6. UHS is engaged in "commerce," as defined in Section 4 of the FTC Act, 15 U.S.C. § 44, and Section 1 of the Clayton Act, 15 U.S.C. § 12.
SECTION 13(b) OF THE FTC ACT
7. Section 13(b) of the FTC Act, 15 U.S.C. § 53(b), provides in pertinent part:
(b) Whenever the Commission has reason to believe --
(1) that any person, partnership or corporation is violating, or is about to violate, any provision of law enforced by the Federal Trade Commission, and
(2) that the enjoining thereof pending the issuance of a complaint by the Commission and until such complaint is dismissed by the Commission or set aside by the court on review, or until the order of the Commission made thereon has become final, would be in the interest of the public --
the Commission by any of its attorneys designated by it for such purpose may bring suit in a district court of the United States to enjoin any such act or practice. Upon a proper showing that, weighing the equities and considering the Commission's likelihood of ultimate success, such action would be in the public interest, and after notice to the defendant, a temporary restraining order or a preliminary injunction may be granted without bond. . . .
THE PROPOSED MERGER AND THE COMMISSION'S RESPONSE
8. On February 10, 1997, MEDIQ and UHS executed an Agreement and Plan of Merger wherein MEDIQ agreed to acquire UHS. The transaction is valued at approximately $100 million.
9. On July 29, 1997, the Commission authorized the commencement of an action under Section 13(b) of the FTC Act to seek a preliminary injunction barring the proposed merger during the pendency of administrative proceedings.
10. The defendant and UHS have advised the Commission that, in the absence of a court order to the contrary, they will consummate the proposed acquisition after 12:01 a.m., on August 23, 1997.
11. In authorizing the commencement of this action, the Commission determined that such an injunction is in the public interest and that it has reason to believe that the aforesaid proposed merger would violate Section 7 of the Clayton Act because in the United States and numerous metropolitan statistical areas ("MSAs") within the United States, the acquisition may substantially lessen competition and/or tend to create a monopoly in the relevant market.

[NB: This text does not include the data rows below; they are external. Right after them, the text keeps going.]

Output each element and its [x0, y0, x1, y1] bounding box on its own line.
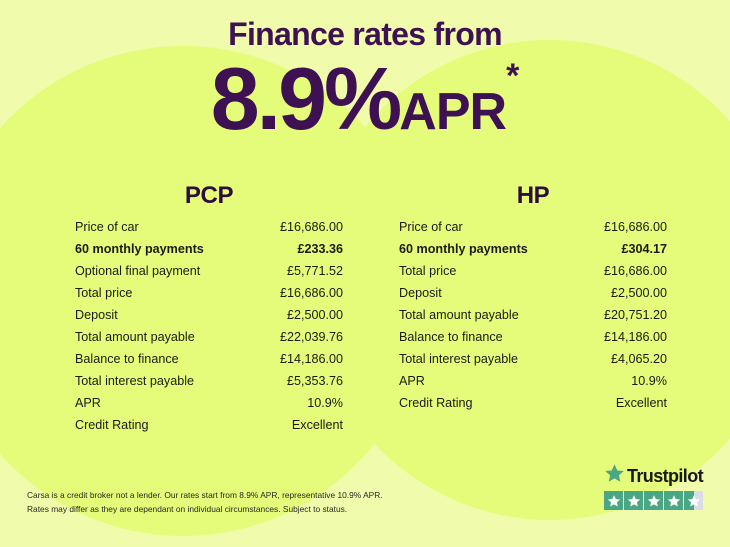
plan-row-value: £5,771.52 — [287, 264, 343, 278]
plan-row-label: APR — [399, 374, 425, 388]
plan-row-label: Total interest payable — [75, 374, 194, 388]
plan-row-label: Deposit — [75, 308, 118, 322]
trustpilot-wordmark: Trustpilot — [604, 465, 708, 487]
plan-row-label: Total price — [399, 264, 456, 278]
plan-row-value: £233.36 — [297, 242, 343, 256]
plan-row-value: Excellent — [292, 418, 343, 432]
plan-row-value: £22,039.76 — [280, 330, 343, 344]
plan-row-label: Total amount payable — [399, 308, 519, 322]
headline-subtitle: Finance rates from — [0, 16, 730, 53]
plan-row-label: 60 monthly payments — [399, 242, 528, 256]
plan-row-value: £16,686.00 — [604, 264, 667, 278]
plan-row: Deposit£2,500.00 — [75, 308, 343, 330]
plan-row-value: £2,500.00 — [287, 308, 343, 322]
trustpilot-name: Trustpilot — [627, 466, 703, 487]
plan-hp: HP Price of car£16,686.0060 monthly paym… — [399, 182, 667, 418]
plan-row: Total price£16,686.00 — [399, 264, 667, 286]
trustpilot-star-icon — [644, 491, 663, 510]
plan-row-value: £14,186.00 — [604, 330, 667, 344]
plan-hp-title: HP — [399, 182, 667, 210]
disclaimer-line-1: Carsa is a credit broker not a lender. O… — [27, 489, 457, 503]
plan-row: Credit RatingExcellent — [75, 418, 343, 440]
trustpilot-widget[interactable]: Trustpilot — [604, 465, 708, 510]
plan-row: Total amount payable£20,751.20 — [399, 308, 667, 330]
plan-row-label: Deposit — [399, 286, 442, 300]
plan-row: Deposit£2,500.00 — [399, 286, 667, 308]
plan-row: Total interest payable£5,353.76 — [75, 374, 343, 396]
trustpilot-star-icon — [624, 491, 643, 510]
plan-row: APR10.9% — [75, 396, 343, 418]
plan-hp-rows: Price of car£16,686.0060 monthly payment… — [399, 220, 667, 418]
trustpilot-half-star-icon — [684, 491, 703, 510]
plan-row-value: £304.17 — [621, 242, 667, 256]
plan-row-value: £16,686.00 — [280, 220, 343, 234]
plan-row: Total price£16,686.00 — [75, 286, 343, 308]
plan-row-value: 10.9% — [631, 374, 667, 388]
trustpilot-star-icon — [604, 491, 623, 510]
plan-row-label: Balance to finance — [399, 330, 503, 344]
plan-row: Balance to finance£14,186.00 — [399, 330, 667, 352]
headline-apr-label: APR — [399, 83, 506, 141]
disclaimer-line-2: Rates may differ as they are dependant o… — [27, 503, 457, 517]
headline-asterisk: * — [506, 57, 519, 95]
trustpilot-star-icon — [664, 491, 683, 510]
plan-row: Price of car£16,686.00 — [75, 220, 343, 242]
plan-row: 60 monthly payments£233.36 — [75, 242, 343, 264]
plan-row: APR10.9% — [399, 374, 667, 396]
plan-row-label: 60 monthly payments — [75, 242, 204, 256]
plan-row-value: £2,500.00 — [611, 286, 667, 300]
plan-row-value: £16,686.00 — [604, 220, 667, 234]
plan-row-label: Optional final payment — [75, 264, 200, 278]
plan-pcp-rows: Price of car£16,686.0060 monthly payment… — [75, 220, 343, 440]
plan-pcp-title: PCP — [75, 182, 343, 210]
plan-row-label: Price of car — [75, 220, 139, 234]
plan-row-label: Total price — [75, 286, 132, 300]
headline-main: 8.9%APR* — [0, 55, 730, 143]
headline-rate-value: 8.9% — [211, 49, 400, 148]
plan-row: Total amount payable£22,039.76 — [75, 330, 343, 352]
plan-row-label: Credit Rating — [399, 396, 473, 410]
disclaimer: Carsa is a credit broker not a lender. O… — [27, 489, 457, 517]
plan-row: 60 monthly payments£304.17 — [399, 242, 667, 264]
plan-row-value: Excellent — [616, 396, 667, 410]
plan-row: Balance to finance£14,186.00 — [75, 352, 343, 374]
plan-row-label: Total interest payable — [399, 352, 518, 366]
plan-row-value: 10.9% — [307, 396, 343, 410]
headline-block: Finance rates from 8.9%APR* — [0, 16, 730, 143]
plan-row: Credit RatingExcellent — [399, 396, 667, 418]
plan-row-value: £5,353.76 — [287, 374, 343, 388]
plan-row-value: £14,186.00 — [280, 352, 343, 366]
trustpilot-star-icon — [604, 463, 625, 489]
plan-row-value: £20,751.20 — [604, 308, 667, 322]
finance-rates-banner: Finance rates from 8.9%APR* PCP Price of… — [0, 0, 730, 547]
trustpilot-star-rating — [604, 491, 708, 510]
plan-row-label: APR — [75, 396, 101, 410]
plan-row-value: £4,065.20 — [611, 352, 667, 366]
plan-row: Optional final payment£5,771.52 — [75, 264, 343, 286]
plan-row-label: Price of car — [399, 220, 463, 234]
plan-row-value: £16,686.00 — [280, 286, 343, 300]
plan-row-label: Balance to finance — [75, 352, 179, 366]
plan-row: Price of car£16,686.00 — [399, 220, 667, 242]
plan-pcp: PCP Price of car£16,686.0060 monthly pay… — [75, 182, 343, 440]
plan-row-label: Total amount payable — [75, 330, 195, 344]
plan-row: Total interest payable£4,065.20 — [399, 352, 667, 374]
plan-row-label: Credit Rating — [75, 418, 149, 432]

LIKELIHOOD OF SUCCESS ON THE MERITS AND NEED FOR RELIEF
12. The Commission is likely ultimately to succeed in demonstrating, in administrative proceedings to adjudicate the legality of the proposed merger, that the proposed merger would violate Section 7 of the Clayton Act. In particular, the Commission is likely ultimately to succeed in demonstrating, inter alia, that:
13. The reestablishment of MEDIQ and UHS as independent viable competitive entities if they were to merge would be difficult, and there is a substantial likelihood that it would be difficult or impossible to restore the businesses as they originally existed. Furthermore, it is likely that substantial interim harm to competition would occur even if suitable divestiture remedies could be devised.
14. For the reasons stated above, the granting of the injunctive relief sought is in the public interest.
WHEREFORE, the Commission requests that the Court: 1
. Preliminarily enjoin defendant MEDIQ, and all affiliates of defendant, from taking any further steps to consummate, directly or indirectly, their proposed merger of their businesses, or any other acquisition of stock, assets, or other interest, either directly or indirectly in UHS;
2. Maintain the status quo pending the issuance of an administrative complaint by the Commission challenging such acquisition, and until such complaint is dismissed by the Commission or set aside by a court on review, or until the order of the Commission made thereon has become final; and
3. Award such other and further relief as the Court may determine to be proper and just, including costs.